Massiver Protest gegen 9ᵉArt+ und dessen Geschäftsführer kommt von zwei für das Festival besonders wichtigen Gruppen, die im Comicland Frankreich eine große kulturelle Relevanz haben: den Verlagen sowie den Zeichnerinnen und Zeichnern.
Mehrere namhafte Comic-Verlage drohen jetzt mit dem Boykott des Festivals, dessen nächste Ausgabe vom 29. Januar bis 1. Februar 2026 stattfinden soll. Sie fordern, dass das Unternehmen 9ᵉArt+ von der Ausschreibung für die Organisation der Veranstaltung ausgeschlossen werden soll. Dies teilten sie den lokalen Behörden laut „Le Monde“ am Montag in einer Videokonferenz mit.

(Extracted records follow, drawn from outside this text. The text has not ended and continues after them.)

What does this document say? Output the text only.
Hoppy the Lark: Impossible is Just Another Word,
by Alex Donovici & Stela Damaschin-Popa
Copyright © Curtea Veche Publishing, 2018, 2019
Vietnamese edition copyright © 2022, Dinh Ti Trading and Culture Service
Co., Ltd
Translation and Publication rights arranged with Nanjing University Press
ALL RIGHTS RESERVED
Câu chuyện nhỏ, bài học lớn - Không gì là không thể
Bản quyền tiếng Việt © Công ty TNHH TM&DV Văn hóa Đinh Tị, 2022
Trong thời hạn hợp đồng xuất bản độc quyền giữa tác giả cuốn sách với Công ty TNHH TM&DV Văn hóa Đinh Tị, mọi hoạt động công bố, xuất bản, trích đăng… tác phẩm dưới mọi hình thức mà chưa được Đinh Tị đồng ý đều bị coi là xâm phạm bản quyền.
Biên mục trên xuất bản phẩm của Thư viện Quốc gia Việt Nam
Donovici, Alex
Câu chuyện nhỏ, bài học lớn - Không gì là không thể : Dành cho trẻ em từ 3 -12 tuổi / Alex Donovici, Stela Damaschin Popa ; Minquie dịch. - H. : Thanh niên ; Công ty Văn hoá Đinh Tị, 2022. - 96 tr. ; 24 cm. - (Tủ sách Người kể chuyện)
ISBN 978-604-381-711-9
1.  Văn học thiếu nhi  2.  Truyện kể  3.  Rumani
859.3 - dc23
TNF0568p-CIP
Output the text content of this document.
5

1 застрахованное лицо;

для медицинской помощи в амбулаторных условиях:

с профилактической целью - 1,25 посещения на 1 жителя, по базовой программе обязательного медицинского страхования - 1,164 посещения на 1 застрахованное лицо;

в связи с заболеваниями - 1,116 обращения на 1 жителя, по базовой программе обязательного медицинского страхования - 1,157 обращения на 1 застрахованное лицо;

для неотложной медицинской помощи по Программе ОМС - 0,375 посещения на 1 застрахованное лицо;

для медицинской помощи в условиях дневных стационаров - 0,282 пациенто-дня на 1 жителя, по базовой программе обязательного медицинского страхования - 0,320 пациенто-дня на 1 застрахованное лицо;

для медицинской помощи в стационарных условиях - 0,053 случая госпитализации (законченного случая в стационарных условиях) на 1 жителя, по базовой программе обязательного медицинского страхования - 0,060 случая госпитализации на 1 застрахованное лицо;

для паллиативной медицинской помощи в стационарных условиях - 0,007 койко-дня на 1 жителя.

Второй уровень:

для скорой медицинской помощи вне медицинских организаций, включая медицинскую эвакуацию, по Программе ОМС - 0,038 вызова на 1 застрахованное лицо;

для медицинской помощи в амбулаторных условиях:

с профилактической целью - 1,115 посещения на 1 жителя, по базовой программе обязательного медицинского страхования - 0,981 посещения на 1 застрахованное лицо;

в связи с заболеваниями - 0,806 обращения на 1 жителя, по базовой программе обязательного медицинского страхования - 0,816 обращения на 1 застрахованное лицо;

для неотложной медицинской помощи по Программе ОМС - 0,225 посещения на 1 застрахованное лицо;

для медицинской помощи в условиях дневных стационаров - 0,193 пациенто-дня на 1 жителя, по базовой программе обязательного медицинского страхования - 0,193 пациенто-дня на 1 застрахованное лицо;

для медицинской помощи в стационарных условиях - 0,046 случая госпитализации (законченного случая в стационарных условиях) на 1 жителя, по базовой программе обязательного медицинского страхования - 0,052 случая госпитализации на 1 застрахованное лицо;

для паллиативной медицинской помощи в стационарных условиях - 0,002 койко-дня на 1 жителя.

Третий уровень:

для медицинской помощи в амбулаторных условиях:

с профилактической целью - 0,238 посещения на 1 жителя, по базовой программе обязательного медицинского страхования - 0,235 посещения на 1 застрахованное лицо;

Nach Angaben des US-amerikanischen Fachmagazins „ComicsBeat“ haben sich bislang mehr als 40 Verlage von der nächsten Ausgabe des Festivals zurückgezogen: „Das Festival, das über drei Marktplätze in riesigen Pavillons in der ganzen Stadt verfügt, die Mainstream-, Alternative- und Manga-Geschmäcker bedienen, verzeichnet Stornierungen von Ständen auf breiter Front.“
Dies führe dazu, dass der auf alternative Comics spezialisierte Bereich „Nouveau Monde“ Schwierigkeiten habe, seine große Fläche zu füllen. Und der beim Massenpublikum besonders populäre Bereich „Manga City“ mit Manga und ostasiatischen Comics sei unter anderem durch den Rückzug des französischen Manga-Verlags Ki-oon, der dort populäre Serien wie „My Hero Academia“ und „Jujutsu Kaisen“ veröffentlicht, „drastisch geschrumpft“.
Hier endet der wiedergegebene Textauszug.